この5月22日に千年家で知られている「箱木家住宅主屋」(神戸市北区山田町)と「旧古井家住宅」(姫路市安富町)が国宝に内定した。どちらも室町時代に作られたもので、屋根はかやぶき、手斧で削ったような木を組み合わせて土壁を塗った家だ。草と木と土でできている住宅が、現存しており、箱木家では50年前までは人がそこに住んでいた。日本の古民家は、わらぶきやかやぶきの屋根と木の構造物に土壁という組み合わせで作られている。草や木などは、すぐに腐る材料だが、それらの組み合わせや使い方が、長い歴史の中で自然に逆らわず、理にかなった使い方になっており、その上、腐りやすい材料なので、何度も手入れをしていくことで、非常に長い期間、住宅として使われている。日本家屋に中に使われる畳も、わらといぐさという草の組み合わせで、すぐに腐ってしまう材料同士だが、わらを重ねて締め付け、その上に藺草を編んでカバーすることで、長い期間、いい状態を保持することができる。時々は畳裏も風をあてて乾燥させるようにすると、さらに長持ちする。

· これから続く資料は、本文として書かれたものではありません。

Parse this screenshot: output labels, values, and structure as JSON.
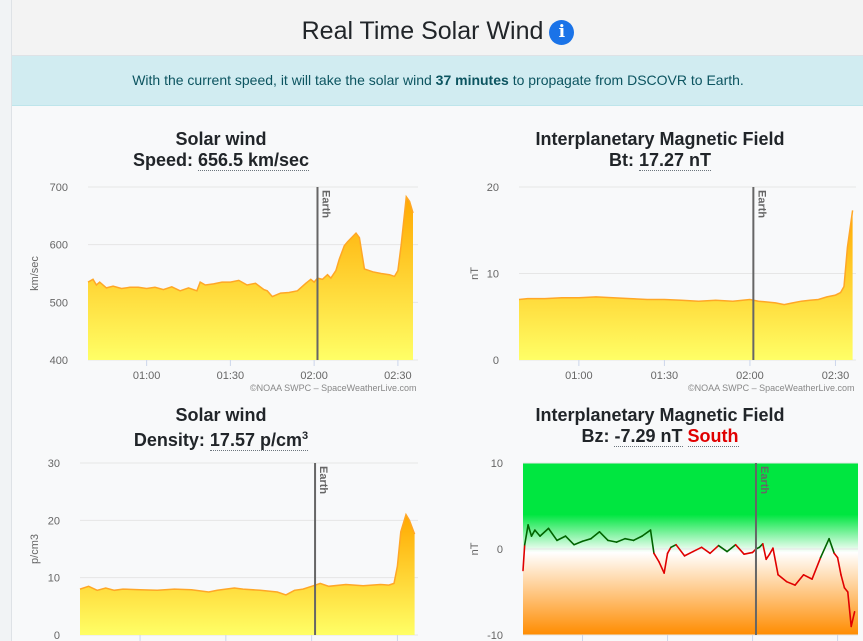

一方、腐らないし、強度も強いコンクリートや防腐処理をした積層材の木を使った現代の住宅は、40~50年もすると、老朽化して建て替えることになる。なんという皮肉。一方では弱く、腐りやすいもの同士をうまく組み立てることで寿命の長い構成材料にし、しかもたびたび手入れをすることで長い寿命を保っているのに、単一で強い材料で作った住宅は、手入れもされない(できない)こともあり、すぐに寿命がきてしまう。この違いがどこから来るのかといえば、いくつもの材料をうまく組み合わせて良さを引き出し、常に意識して手入れをしているかどうか、だろう。町家も全く同じで、草や木や紙や土の組み合わせだが、人に対して自然な環境を保持しながら100年、200年と使い続けることができる。